Membrane Transport and Performance in the All-Aqueous Copper Thermally Regenerative Battery

Abstract

Redox flow batteries are emerging as a promising method to provide grid-scale power and long-duration energy storage safely and economically. The thermally regenerative ammonia battery (TRAB) is a new redox flow battery category that can be recharged using low-grade waste heat rather than electric energy, adding further flexibility to the applicability of flow battery systems. Recently, a new TRAB with all-aqueous electroactive species (referred to as the Cuaq-TRAB), as opposed to deposition-dissolution reactions, was found to have superior energy and power densities relative to competing TRABs.
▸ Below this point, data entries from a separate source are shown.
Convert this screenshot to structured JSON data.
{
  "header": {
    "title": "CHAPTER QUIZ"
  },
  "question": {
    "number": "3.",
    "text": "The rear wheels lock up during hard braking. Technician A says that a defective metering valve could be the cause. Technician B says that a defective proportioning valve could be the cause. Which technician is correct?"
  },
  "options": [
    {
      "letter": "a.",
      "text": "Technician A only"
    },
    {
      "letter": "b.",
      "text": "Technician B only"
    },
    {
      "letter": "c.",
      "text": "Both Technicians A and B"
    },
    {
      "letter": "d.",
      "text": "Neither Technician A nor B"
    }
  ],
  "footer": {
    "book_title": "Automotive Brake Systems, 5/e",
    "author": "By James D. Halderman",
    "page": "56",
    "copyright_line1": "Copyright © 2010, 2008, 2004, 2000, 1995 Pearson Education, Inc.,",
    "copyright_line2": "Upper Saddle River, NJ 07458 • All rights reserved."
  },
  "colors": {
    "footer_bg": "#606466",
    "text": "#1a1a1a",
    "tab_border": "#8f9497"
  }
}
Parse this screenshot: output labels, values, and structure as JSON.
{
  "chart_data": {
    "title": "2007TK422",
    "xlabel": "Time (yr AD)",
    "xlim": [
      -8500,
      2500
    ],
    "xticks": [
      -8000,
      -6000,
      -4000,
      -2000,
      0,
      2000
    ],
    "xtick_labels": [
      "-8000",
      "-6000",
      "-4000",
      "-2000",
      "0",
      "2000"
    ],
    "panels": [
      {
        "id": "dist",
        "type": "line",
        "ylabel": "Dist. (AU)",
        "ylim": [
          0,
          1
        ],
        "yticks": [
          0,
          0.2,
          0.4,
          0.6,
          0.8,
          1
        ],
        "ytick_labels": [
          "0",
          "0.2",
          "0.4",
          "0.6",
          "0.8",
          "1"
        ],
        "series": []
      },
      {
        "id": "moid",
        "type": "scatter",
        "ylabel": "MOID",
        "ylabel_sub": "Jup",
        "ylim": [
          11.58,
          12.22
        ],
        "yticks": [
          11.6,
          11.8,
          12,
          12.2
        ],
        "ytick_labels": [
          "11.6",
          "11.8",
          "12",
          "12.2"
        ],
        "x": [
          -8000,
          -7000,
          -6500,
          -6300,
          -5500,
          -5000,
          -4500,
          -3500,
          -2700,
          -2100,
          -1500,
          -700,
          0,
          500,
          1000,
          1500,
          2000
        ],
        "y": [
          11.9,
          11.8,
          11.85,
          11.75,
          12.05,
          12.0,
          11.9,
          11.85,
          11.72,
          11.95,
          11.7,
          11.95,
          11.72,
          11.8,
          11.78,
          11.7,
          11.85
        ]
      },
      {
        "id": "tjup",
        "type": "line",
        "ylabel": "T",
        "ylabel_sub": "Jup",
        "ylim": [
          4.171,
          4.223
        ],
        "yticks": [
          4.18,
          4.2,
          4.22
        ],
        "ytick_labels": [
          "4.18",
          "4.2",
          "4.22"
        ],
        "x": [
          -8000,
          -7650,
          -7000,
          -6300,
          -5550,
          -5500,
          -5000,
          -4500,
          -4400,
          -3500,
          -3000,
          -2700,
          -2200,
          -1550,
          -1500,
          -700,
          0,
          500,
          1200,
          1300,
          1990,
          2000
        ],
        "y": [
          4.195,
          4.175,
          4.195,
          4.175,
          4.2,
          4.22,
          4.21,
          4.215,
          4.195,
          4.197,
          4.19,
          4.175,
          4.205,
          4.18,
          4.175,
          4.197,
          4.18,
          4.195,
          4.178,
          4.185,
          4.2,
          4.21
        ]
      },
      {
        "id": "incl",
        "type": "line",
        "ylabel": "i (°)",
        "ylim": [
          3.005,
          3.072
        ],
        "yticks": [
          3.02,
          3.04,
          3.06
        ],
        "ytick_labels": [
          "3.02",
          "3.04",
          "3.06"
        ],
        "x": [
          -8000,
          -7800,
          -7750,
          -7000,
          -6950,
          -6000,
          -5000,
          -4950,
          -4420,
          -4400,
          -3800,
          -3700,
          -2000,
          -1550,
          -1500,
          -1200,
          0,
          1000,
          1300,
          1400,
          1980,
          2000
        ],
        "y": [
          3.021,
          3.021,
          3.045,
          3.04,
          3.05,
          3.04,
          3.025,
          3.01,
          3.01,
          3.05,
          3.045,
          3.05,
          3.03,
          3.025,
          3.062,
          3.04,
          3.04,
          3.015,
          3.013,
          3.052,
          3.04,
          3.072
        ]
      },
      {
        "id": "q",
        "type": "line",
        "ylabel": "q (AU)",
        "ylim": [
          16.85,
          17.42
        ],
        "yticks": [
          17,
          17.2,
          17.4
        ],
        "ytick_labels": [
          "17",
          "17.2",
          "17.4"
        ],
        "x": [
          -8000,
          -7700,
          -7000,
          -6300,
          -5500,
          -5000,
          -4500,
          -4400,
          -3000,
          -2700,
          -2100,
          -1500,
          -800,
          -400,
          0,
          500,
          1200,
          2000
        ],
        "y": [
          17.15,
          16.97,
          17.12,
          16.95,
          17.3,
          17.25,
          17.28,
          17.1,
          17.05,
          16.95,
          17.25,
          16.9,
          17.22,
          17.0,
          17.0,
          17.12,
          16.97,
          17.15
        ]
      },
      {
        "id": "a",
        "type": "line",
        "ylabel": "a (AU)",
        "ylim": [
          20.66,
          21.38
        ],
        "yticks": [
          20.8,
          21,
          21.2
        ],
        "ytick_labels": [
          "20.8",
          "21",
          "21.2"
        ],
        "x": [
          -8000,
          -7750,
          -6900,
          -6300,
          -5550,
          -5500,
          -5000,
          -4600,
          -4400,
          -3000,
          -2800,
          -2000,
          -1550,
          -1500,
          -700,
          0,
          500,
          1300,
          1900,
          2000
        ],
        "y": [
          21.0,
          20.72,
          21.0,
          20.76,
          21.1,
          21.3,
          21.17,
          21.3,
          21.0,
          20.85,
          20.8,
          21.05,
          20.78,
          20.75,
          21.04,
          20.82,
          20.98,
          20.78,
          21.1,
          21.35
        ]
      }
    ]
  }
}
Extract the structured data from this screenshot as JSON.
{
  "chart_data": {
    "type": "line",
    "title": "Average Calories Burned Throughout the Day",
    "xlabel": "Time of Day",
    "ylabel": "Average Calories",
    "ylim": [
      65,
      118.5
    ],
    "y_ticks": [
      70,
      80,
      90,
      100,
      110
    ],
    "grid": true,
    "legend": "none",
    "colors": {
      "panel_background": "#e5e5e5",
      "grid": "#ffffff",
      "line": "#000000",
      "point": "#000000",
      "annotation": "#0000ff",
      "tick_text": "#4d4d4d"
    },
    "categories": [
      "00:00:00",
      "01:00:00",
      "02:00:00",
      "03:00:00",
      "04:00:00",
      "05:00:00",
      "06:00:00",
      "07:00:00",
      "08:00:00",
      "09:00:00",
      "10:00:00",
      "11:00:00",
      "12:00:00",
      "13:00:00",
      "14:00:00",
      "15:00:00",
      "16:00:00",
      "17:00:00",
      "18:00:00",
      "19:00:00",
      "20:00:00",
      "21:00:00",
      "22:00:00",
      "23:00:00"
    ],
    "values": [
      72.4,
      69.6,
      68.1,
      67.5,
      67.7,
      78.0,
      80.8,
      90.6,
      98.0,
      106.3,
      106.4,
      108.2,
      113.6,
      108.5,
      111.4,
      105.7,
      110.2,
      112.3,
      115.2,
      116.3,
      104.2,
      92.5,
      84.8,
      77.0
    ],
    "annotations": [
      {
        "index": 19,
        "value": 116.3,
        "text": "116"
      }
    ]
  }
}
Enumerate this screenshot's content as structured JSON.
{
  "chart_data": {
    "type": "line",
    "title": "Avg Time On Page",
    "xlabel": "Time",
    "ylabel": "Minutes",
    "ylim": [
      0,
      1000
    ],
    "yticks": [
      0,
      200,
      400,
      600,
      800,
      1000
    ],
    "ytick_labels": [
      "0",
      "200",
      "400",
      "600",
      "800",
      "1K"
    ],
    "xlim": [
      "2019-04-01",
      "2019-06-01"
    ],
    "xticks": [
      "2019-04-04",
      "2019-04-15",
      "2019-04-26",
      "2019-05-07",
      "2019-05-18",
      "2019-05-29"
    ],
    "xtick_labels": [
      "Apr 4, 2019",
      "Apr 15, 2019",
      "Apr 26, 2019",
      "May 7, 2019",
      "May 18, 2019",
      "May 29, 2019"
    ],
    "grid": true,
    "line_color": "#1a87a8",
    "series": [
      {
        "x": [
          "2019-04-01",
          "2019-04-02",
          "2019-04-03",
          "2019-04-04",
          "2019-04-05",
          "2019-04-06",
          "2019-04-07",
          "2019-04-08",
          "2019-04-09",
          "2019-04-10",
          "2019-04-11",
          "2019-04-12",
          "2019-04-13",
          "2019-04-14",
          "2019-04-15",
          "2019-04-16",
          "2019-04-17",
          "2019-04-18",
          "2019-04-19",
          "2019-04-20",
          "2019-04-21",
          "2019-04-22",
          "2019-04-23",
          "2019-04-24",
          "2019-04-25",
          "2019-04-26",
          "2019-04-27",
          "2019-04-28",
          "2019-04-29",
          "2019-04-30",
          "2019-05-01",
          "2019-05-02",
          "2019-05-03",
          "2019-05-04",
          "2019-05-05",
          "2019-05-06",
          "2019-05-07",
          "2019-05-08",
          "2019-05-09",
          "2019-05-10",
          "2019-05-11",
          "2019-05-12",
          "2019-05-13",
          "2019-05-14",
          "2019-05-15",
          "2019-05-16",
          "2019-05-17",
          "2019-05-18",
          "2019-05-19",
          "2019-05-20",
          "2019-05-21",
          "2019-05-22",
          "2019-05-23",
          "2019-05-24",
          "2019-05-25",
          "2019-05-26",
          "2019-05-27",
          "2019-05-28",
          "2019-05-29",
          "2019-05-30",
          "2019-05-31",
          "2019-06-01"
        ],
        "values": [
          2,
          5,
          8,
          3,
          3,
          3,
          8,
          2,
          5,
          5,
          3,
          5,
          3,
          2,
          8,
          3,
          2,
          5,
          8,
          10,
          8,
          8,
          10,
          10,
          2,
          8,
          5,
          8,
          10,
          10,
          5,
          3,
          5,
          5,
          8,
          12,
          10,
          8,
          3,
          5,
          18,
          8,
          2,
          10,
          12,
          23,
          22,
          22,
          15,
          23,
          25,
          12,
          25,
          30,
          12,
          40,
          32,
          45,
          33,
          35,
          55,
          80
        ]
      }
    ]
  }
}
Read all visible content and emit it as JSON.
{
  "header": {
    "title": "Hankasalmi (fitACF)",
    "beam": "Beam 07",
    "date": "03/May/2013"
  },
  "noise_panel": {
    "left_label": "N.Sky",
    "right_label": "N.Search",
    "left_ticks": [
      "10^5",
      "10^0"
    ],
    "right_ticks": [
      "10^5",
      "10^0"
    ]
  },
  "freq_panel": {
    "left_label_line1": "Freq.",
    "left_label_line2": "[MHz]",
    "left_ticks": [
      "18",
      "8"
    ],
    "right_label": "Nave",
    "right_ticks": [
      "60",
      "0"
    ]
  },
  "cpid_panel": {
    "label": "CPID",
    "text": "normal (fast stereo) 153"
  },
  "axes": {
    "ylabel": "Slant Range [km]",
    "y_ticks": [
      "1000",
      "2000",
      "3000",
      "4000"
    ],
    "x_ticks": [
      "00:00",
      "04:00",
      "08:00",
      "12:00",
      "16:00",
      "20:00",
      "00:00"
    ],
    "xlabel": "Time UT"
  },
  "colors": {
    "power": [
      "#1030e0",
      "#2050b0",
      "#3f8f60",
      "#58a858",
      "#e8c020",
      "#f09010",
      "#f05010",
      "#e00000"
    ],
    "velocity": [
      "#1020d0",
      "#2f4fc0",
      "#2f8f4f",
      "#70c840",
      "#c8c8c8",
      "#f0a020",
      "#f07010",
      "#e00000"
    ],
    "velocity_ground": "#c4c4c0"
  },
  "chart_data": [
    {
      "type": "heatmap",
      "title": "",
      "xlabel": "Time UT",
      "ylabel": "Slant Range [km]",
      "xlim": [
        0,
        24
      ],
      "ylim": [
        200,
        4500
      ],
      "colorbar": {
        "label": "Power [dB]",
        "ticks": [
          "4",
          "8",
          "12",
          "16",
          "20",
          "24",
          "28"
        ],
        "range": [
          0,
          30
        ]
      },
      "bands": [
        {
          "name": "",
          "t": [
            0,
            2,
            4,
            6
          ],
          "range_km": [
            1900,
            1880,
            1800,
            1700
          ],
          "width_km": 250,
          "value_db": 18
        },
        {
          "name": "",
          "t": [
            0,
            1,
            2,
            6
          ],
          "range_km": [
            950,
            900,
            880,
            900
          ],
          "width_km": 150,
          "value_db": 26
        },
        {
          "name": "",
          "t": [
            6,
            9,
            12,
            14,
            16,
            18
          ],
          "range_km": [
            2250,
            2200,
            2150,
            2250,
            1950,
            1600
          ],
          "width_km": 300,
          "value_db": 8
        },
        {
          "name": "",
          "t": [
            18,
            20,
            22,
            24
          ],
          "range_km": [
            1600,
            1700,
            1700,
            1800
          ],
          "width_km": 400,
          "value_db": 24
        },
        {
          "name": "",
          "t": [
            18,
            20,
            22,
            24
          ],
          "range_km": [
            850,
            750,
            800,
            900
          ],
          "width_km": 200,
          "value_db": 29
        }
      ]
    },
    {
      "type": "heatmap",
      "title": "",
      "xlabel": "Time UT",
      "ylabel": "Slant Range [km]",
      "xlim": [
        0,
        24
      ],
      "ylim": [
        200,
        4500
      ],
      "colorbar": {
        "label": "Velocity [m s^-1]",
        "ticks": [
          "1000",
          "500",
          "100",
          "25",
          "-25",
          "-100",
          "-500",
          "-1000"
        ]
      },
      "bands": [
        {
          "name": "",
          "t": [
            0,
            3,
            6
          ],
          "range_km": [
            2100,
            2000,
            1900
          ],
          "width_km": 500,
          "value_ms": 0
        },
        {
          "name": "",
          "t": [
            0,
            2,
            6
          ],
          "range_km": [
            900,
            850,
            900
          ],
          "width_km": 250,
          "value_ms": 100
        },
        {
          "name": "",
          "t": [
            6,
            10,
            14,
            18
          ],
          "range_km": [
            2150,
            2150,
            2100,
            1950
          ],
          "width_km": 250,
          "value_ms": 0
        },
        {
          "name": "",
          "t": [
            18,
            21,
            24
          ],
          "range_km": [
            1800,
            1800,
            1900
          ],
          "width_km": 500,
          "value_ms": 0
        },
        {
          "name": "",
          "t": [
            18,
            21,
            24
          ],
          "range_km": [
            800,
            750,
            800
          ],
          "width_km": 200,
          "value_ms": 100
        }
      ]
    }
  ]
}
The use of bromide and ammonia stabilizes for both Cu(I) and Cu(II) oxidation states, while also creating a cell potential of up to 1.0 V. The potential can be recovered by thermally separating ammonia from the electrolyte and adding it back to alternate electrolyte chambers in successive cycles. Potential improvements in overall cell performance are possible by reducing ohmic losses associated with membrane selection. However, the ideal membrane for the Cuaq-TRAB is not obvious and raises interesting transport questions relative to the dominant redox-active copper species being negatively charged in the catholyte but positively charged in the anolyte. Furthermore, membrane crossover of ammonia, a small, uncharged molecule, was previously shown to be a primary source of parasitic losses for TRABs. Therefore, we investigated how different membrane types (cation, anion, and non-selective) affected ion transport and TRAB performance. A batch symmetry cell was used to determine membrane conductivity in the Cuaq-TRAB environment and membrane diffusion coefficients of each species in the electrolytes. Flow cell experiments were also conducted to find peak power, energy density, average power during discharge, and capacity fade over successive electric charge/discharge cycles. Tradeoffs between membrane conductivity and permeability observed in the symmetry cell are manifested in flow cell results as either high peak and average power or high energy density and low capacity fade. These results expand on potential methods for controlling transport in redox flow batteries and demonstrate the potential for non-selective membranes for electrochemical energy technologies.